Seirinkan – Neapolitan

Another of Tokyo’s Neapolitan pizzerias, Seirinkan stands out because of Kakinuma Susumu’s desire for perfection in his craft. Having spent a year traveling across Italy, the aspiring pizzaiolo returned to Japan and opened a shop named Savoy, which later was renamed Seirinkan in 2007.

This pizzeria has only grown in popularity. The multilevel eatery has a distinctive steampunk feel. And while the pizza is Neapolitan-style, it unquestionably has a distinctive flair. There’s only a smear of tomato sauce on the margheritta, which is topped with cheese, ripened tomatoes basil, and olive oil. The crust is chewier than most with a slight dusting of salt, which really brings out flavor in Kakinuma’s signature marinara.

Pizzakaya – California-style

Located in Roppongi, this restaurant offers California-style pizza. Also known as designer pizza, it was popularized in the 1970s and 1980s by chefs like Ed LaDou in Berkeley, who later designed the menu for California Pizza Kitchen. These pizzas often have thick crust and unusual toppings like arugula, truffle oil, goat cheese, figs and even salmon.

Pizzakaya, for example, has a Santa Fe pizza with southwestern flavors like lime, grilled chicken, caramelized onions and freshly made guacamole. The restaurant itself has a retro, 1950s diner feel, complete with nostalgic movie posters and ads. Plus, there’s a nice selection of Californian beers on tap.

Slice – New York-style

About as hipster and trendy as you could get, Slice is located in a hidden corner of Shibuya with other boutique clothing stores and coffee houses. And it has some incredible NY-style pizza!

An evolution of traditional Neapolitan, NY-style was created by Italian immigrants arriving in America during the early 1900s. Unlike most other pizzas, it was often sold by the slice. To properly eat a typical 18-inch slice of NY-style pizza you, therefore, have to fold it into something resembling a taco, which avoids unnecessary spillage.

At Slice you can grab a slice of traditional favorites like cheese, pepperoni, mushroom, sausage and even jalapeño or a daily special for just ¥500.

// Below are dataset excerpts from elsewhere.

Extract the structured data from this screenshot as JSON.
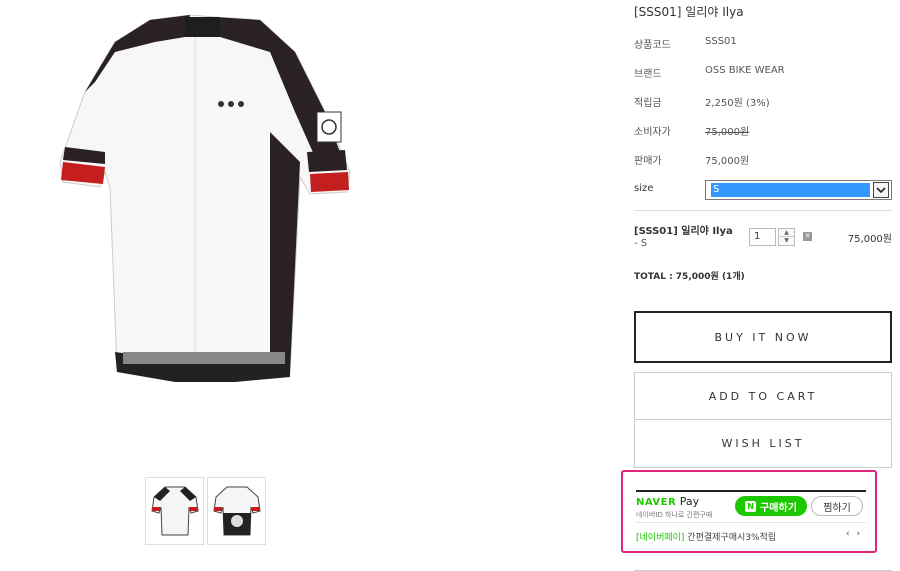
{
  "product": {
    "title": "[SSS01] 일리야 Ilya",
    "specs": [
      {
        "label": "상품코드",
        "value": "SSS01"
      },
      {
        "label": "브랜드",
        "value": "OSS BIKE WEAR"
      },
      {
        "label": "적립금",
        "value": "2,250원 (3%)"
      },
      {
        "label": "소비자가",
        "value": "75,000원"
      },
      {
        "label": "판매가",
        "value": "75,000원"
      }
    ],
    "size_label": "size",
    "size_selected": "S"
  },
  "option": {
    "name": "[SSS01] 일리야 Ilya",
    "sub": "- S",
    "quantity": "1",
    "price": "75,000원"
  },
  "total": {
    "label": "TOTAL : ",
    "amount": "75,000원",
    "count": " (1개)"
  },
  "buttons": {
    "buy_now": "BUY IT NOW",
    "add_to_cart": "ADD TO CART",
    "wish_list": "WISH LIST"
  },
  "npay": {
    "naver": "NAVER",
    "pay": "Pay",
    "sub": "네이버ID 하나로 간편구매",
    "buy_badge": "N",
    "buy_label": "구매하기",
    "wish_label": "찜하기",
    "promo_tag": "[네이버페이]",
    "promo_text": " 간편결제구매시3%적립",
    "nav": "‹ ›"
  },
  "colors": {
    "npay_green": "#1ec800",
    "highlight": "#e0247a",
    "select_blue": "#3399ff"
  }
}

DevilCraft – Chicago-style

Just a select few places offer Chicago-style pizza in Tokyo and even fewer give you something I would call authentic. As a Chicagoan, I have a small bias toward Midwestern-style pizza, which is more than just deep-dish. That being said, in a sea of Neapolitan pizzerias, DevilCraft is a bit of a maverick.

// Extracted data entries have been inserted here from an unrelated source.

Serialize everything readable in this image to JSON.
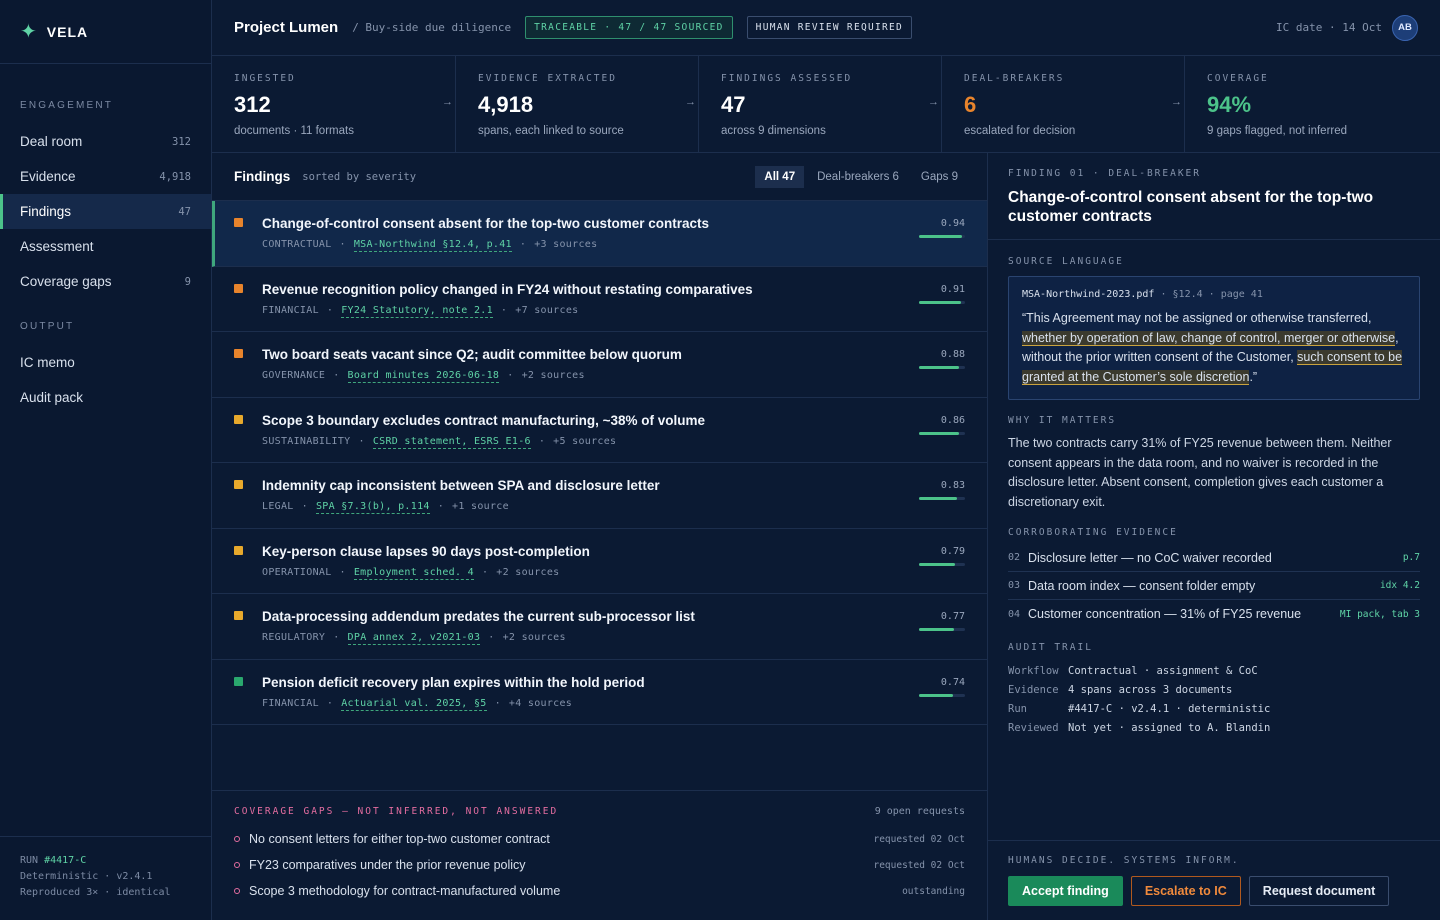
{
  "brand": {
    "name": "VELA",
    "icon": "sparkle-icon"
  },
  "sidebar": {
    "section1": "ENGAGEMENT",
    "items": [
      {
        "label": "Deal room",
        "count": "312"
      },
      {
        "label": "Evidence",
        "count": "4,918"
      },
      {
        "label": "Findings",
        "count": "47"
      },
      {
        "label": "Assessment",
        "count": ""
      },
      {
        "label": "Coverage gaps",
        "count": "9"
      }
    ],
    "section2": "OUTPUT",
    "output_items": [
      {
        "label": "IC memo"
      },
      {
        "label": "Audit pack"
      }
    ],
    "footer": {
      "run_label": "RUN",
      "run_id": "#4417-C",
      "line2": "Deterministic · v2.4.1",
      "line3": "Reproduced 3× · identical"
    }
  },
  "header": {
    "title": "Project Lumen",
    "subtitle": "/ Buy-side due diligence",
    "badge_trace": "TRACEABLE · 47 / 47 SOURCED",
    "badge_human": "HUMAN REVIEW REQUIRED",
    "ic_date": "IC date · 14 Oct",
    "avatar": "AB"
  },
  "metrics": [
    {
      "label": "INGESTED",
      "value": "312",
      "sub": "documents · 11 formats"
    },
    {
      "label": "EVIDENCE EXTRACTED",
      "value": "4,918",
      "sub": "spans, each linked to source"
    },
    {
      "label": "FINDINGS ASSESSED",
      "value": "47",
      "sub": "across 9 dimensions"
    },
    {
      "label": "DEAL-BREAKERS",
      "value": "6",
      "sub": "escalated for decision"
    },
    {
      "label": "COVERAGE",
      "value": "94%",
      "sub": "9 gaps flagged, not inferred"
    }
  ],
  "findings": {
    "title": "Findings",
    "sort": "sorted by severity",
    "tabs": [
      "All 47",
      "Deal-breakers 6",
      "Gaps 9"
    ],
    "rows": [
      {
        "title": "Change-of-control consent absent for the top-two customer contracts",
        "category": "CONTRACTUAL",
        "source": "MSA-Northwind §12.4, p.41",
        "more": "+3 sources",
        "score": "0.94",
        "score_value": 0.94,
        "severity_color": "#e8842c"
      },
      {
        "title": "Revenue recognition policy changed in FY24 without restating comparatives",
        "category": "FINANCIAL",
        "source": "FY24 Statutory, note 2.1",
        "more": "+7 sources",
        "score": "0.91",
        "score_value": 0.91,
        "severity_color": "#e8842c"
      },
      {
        "title": "Two board seats vacant since Q2; audit committee below quorum",
        "category": "GOVERNANCE",
        "source": "Board minutes 2026-06-18",
        "more": "+2 sources",
        "score": "0.88",
        "score_value": 0.88,
        "severity_color": "#e8842c"
      },
      {
        "title": "Scope 3 boundary excludes contract manufacturing, ~38% of volume",
        "category": "SUSTAINABILITY",
        "source": "CSRD statement, ESRS E1-6",
        "more": "+5 sources",
        "score": "0.86",
        "score_value": 0.86,
        "severity_color": "#e8a92c"
      },
      {
        "title": "Indemnity cap inconsistent between SPA and disclosure letter",
        "category": "LEGAL",
        "source": "SPA §7.3(b), p.114",
        "more": "+1 source",
        "score": "0.83",
        "score_value": 0.83,
        "severity_color": "#e8a92c"
      },
      {
        "title": "Key-person clause lapses 90 days post-completion",
        "category": "OPERATIONAL",
        "source": "Employment sched. 4",
        "more": "+2 sources",
        "score": "0.79",
        "score_value": 0.79,
        "severity_color": "#e8a92c"
      },
      {
        "title": "Data-processing addendum predates the current sub-processor list",
        "category": "REGULATORY",
        "source": "DPA annex 2, v2021-03",
        "more": "+2 sources",
        "score": "0.77",
        "score_value": 0.77,
        "severity_color": "#e8a92c"
      },
      {
        "title": "Pension deficit recovery plan expires within the hold period",
        "category": "FINANCIAL",
        "source": "Actuarial val. 2025, §5",
        "more": "+4 sources",
        "score": "0.74",
        "score_value": 0.74,
        "severity_color": "#2aa86e"
      }
    ]
  },
  "gaps": {
    "title": "COVERAGE GAPS — NOT INFERRED, NOT ANSWERED",
    "count": "9 open requests",
    "items": [
      {
        "text": "No consent letters for either top-two customer contract",
        "status": "requested 02 Oct"
      },
      {
        "text": "FY23 comparatives under the prior revenue policy",
        "status": "requested 02 Oct"
      },
      {
        "text": "Scope 3 methodology for contract-manufactured volume",
        "status": "outstanding"
      }
    ]
  },
  "detail": {
    "label": "FINDING 01 · DEAL-BREAKER",
    "title": "Change-of-control consent absent for the top-two customer contracts",
    "source_section": "SOURCE LANGUAGE",
    "quote_doc": "MSA-Northwind-2023.pdf",
    "quote_loc": "§12.4 · page 41",
    "quote_parts": [
      "“This Agreement may not be assigned or otherwise transferred, ",
      "whether by operation of law, change of control, merger or otherwise",
      ", without the prior written consent of the Customer, ",
      "such consent to be granted at the Customer’s sole discretion",
      ".”"
    ],
    "why_section": "WHY IT MATTERS",
    "why_text": "The two contracts carry 31% of FY25 revenue between them. Neither consent appears in the data room, and no waiver is recorded in the disclosure letter. Absent consent, completion gives each customer a discretionary exit.",
    "corr_section": "CORROBORATING EVIDENCE",
    "evidence": [
      {
        "num": "02",
        "text": "Disclosure letter — no CoC waiver recorded",
        "ref": "p.7"
      },
      {
        "num": "03",
        "text": "Data room index — consent folder empty",
        "ref": "idx 4.2"
      },
      {
        "num": "04",
        "text": "Customer concentration — 31% of FY25 revenue",
        "ref": "MI pack, tab 3"
      }
    ],
    "audit_section": "AUDIT TRAIL",
    "audit": [
      {
        "k": "Workflow",
        "v": "Contractual · assignment & CoC"
      },
      {
        "k": "Evidence",
        "v": "4 spans across 3 documents"
      },
      {
        "k": "Run",
        "v": "#4417-C · v2.4.1 · deterministic"
      },
      {
        "k": "Reviewed",
        "v": "Not yet · assigned to A. Blandin"
      }
    ],
    "tagline": "HUMANS DECIDE. SYSTEMS INFORM.",
    "buttons": {
      "accept": "Accept finding",
      "escalate": "Escalate to IC",
      "request": "Request document"
    }
  }
}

Opened in 2008, it was conceived as a gastropub offering in-house beers and quality food. Chicago-style pizza is like a thick pie with cheese underneath a layer of tomato sauce and ingredients. Most people who’ve never tried it are surprised how deep it can actually be – usually 5–8 centimeters.

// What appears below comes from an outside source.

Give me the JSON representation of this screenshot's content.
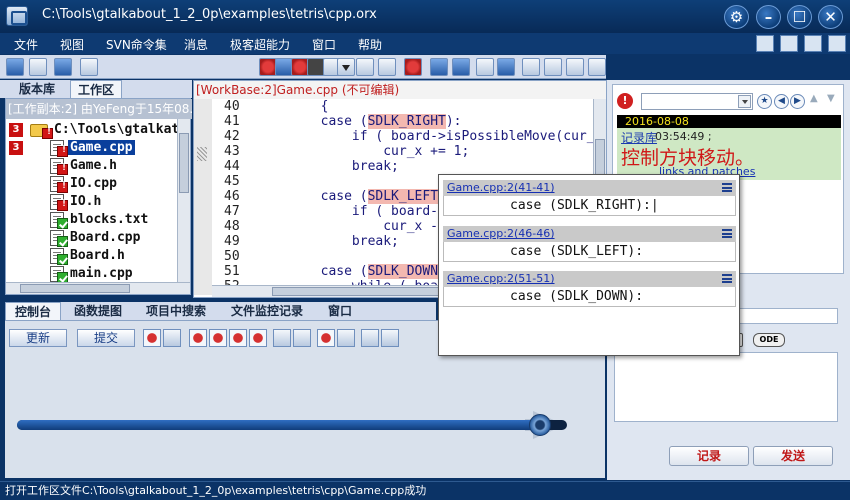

So, for a unique pizza experience and a small taste of Chicago in Tokyo, DevilCraft is a must-try spot, with locations in Nihonbashi, Hamamatsucho and Gotanda.

CityShop – Vegan

The newest pizzeria included on this list, CityShop is part of the ongoing redevelopment now occurring alongside the Shibuya River. Keeping with a theme of change, CityShop offers truly unique pizzas.

These include your choice of a signature crust made of whole-wheat and kombu or a vegan option of soy crust. While options are continually changing, when I was there you could also get a vegan, activated charcoal crust made of bamboo flour. Cheese isn’t limited to just dairy-based options either, with soy cheese being yet another option for vegans or those who are lactose intolerant.

Most of the pizzas are colorful, with fresh ingredients and even fruit being used as a topping. It has a truly unique, rather complex taste for a pizza. For those wanting something different, it’s worth a try.